What are the benefits of Electronic Transferable Records [ETRs]
?
Transferable
documents or instruments are essential to the functioning of international
commerce. They include but are not limited to, bills of lading, promissory
notes, bills of exchange, cheques, warehouse receipts, and insurance
certificates.
Electronic
Transferable Records, therefore, refers to electronic equivalents of
transferable documents and instruments. An electronic bill of lading, or eBL,
is one such example.
Electronic
transferable records bring a host of benefits.
1. Their
use can reduce fraud risk in trade finance. Issuance of ETRs recorded on
distributed ledgers, for instance, can guarantee singularity of an ETR, and
identify the entity that has exclusive control of the record at any one time.
Early in the pandemic there were a raft of commodity trade fraud cases,
particularly in Asia-Pacific. Letters of credit were duplicated, or were
created for non-existent goods. ETRs can help to mitigate this risk.
2. ETRs
can provide access to new forms of metadata throughout supply chains, further
enabling industries to measure and course-correct their progress toward the
United Nations Sustainable Development Goals.
3. Improved
quality of the data that companies use for their reporting and analytics needs,
will increase analytic accuracy and enable all companies—from MSMEs to
multinationals—to better anticipate market movements.
4. Through
the liberation of quality data throughout supply chains and international trade
processes, financial institutions will be able to find new mechanisms to
measure risk, including ESG risk, offering up new asset classes that can drive
sustainability in trade finance and help minimize the trade finance gap.
5. ETRs
are much faster than their physical counterparts. Consider that prior to the
pandemic, express couriering of a negotiable instrument from Seoul to Singapore
took a matter of hours. In the early days of the pandemic, when jurisdictions
around the world were enacting lockdowns, that same negotiable instrument was
taking upwards of a week to arrive. It cost more to deliver the document, it
took longer to unload cargo, and ships incurred significant demurrage fees
while goods languished in ports. ETRs can make trade faster, cheaper, more
secure, and will have environmental and social co-benefits for all.

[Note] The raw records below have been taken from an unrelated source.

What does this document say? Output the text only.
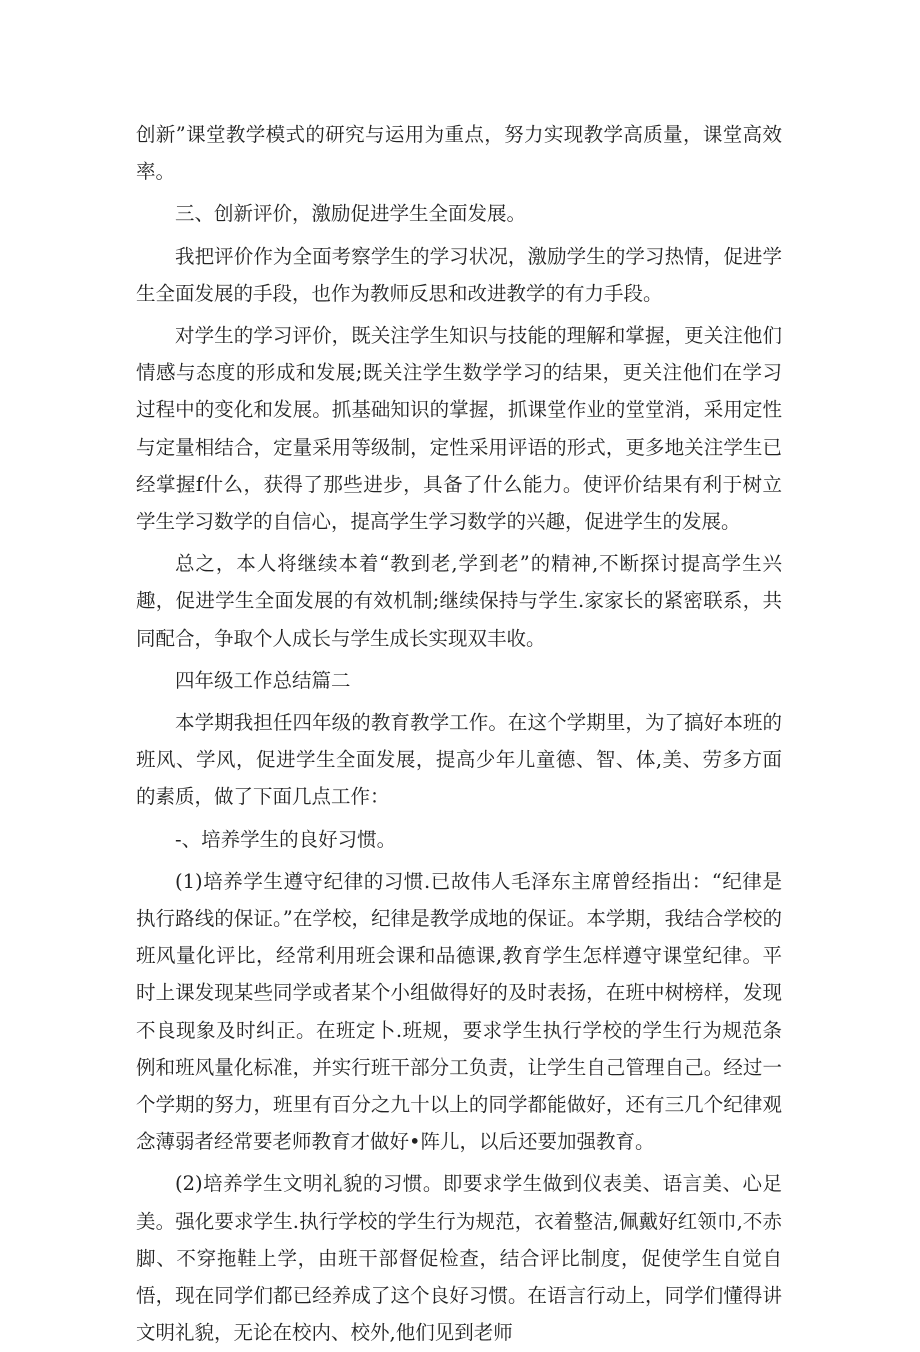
创新”课堂教学模式的研究与运用为重点，努力实现教学高质量，课堂高效率。

三、创新评价，激励促进学生全面发展。

我把评价作为全面考察学生的学习状况，激励学生的学习热情，促进学生全面发展的手段，也作为教师反思和改进教学的有力手段。

对学生的学习评价，既关注学生知识与技能的理解和掌握，更关注他们情感与态度的形成和发展;既关注学生数学学习的结果，更关注他们在学习过程中的变化和发展。抓基础知识的掌握，抓课堂作业的堂堂消，采用定性与定量相结合，定量采用等级制，定性采用评语的形式，更多地关注学生已经掌握f什么，获得了那些进步，具备了什么能力。使评价结果有利于树立学生学习数学的自信心，提高学生学习数学的兴趣，促进学生的发展。

总之，本人将继续本着“教到老,学到老”的精神,不断探讨提高学生兴趣，促进学生全面发展的有效机制;继续保持与学生.家家长的紧密联系，共同配合，争取个人成长与学生成长实现双丰收。

四年级工作总结篇二

本学期我担任四年级的教育教学工作。在这个学期里，为了搞好本班的班风、学风，促进学生全面发展，提高少年儿童德、智、体,美、劳多方面的素质，做了下面几点工作：

-、培养学生的良好习惯。

(1)培养学生遵守纪律的习惯.已故伟人毛泽东主席曾经指出：“纪律是执行路线的保证。”在学校，纪律是教学成地的保证。本学期，我结合学校的班风量化评比，经常利用班会课和品德课,教育学生怎样遵守课堂纪律。平时上课发现某些同学或者某个小组做得好的及时表扬，在班中树榜样，发现不良现象及时纠正。在班定卜.班规，要求学生执行学校的学生行为规范条例和班风量化标准，并实行班干部分工负责，让学生自己管理自己。经过一个学期的努力，班里有百分之九十以上的同学都能做好，还有三几个纪律观念薄弱者经常要老师教育才做好•阵儿，以后还要加强教育。

(2)培养学生文明礼貌的习惯。即要求学生做到仪表美、语言美、心足美。强化要求学生.执行学校的学生行为规范，衣着整洁,佩戴好红领巾,不赤脚、不穿拖鞋上学，由班干部督促检查，结合评比制度，促使学生自觉自悟，现在同学们都已经养成了这个良好习惯。在语言行动上，同学们懂得讲文明礼貌，无论在校内、校外,他们见到老师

In most jurisdictions around the
world, transferable documents or instruments are legally required to be in
writing and presented in paper format.
The UNCITRAL Model Law on Electronic
Commerce of 1996, or “MLEC”, provides that information shall not be denied
legal effect, validity, or enforcement solely on the grounds that it is in the
form of a data message. Legislation based on or influenced by the Model Law has
been adopted in 82 States and a total of 162 jurisdictions as on date.
The Model Law does not specifically
exclude negotiable or transferable records from its sphere of application,
instead encouraging enacting States to specify what exclusions they deem
appropriate.
Many states chose to exclude ETRs from the Model Law’s sphere of application.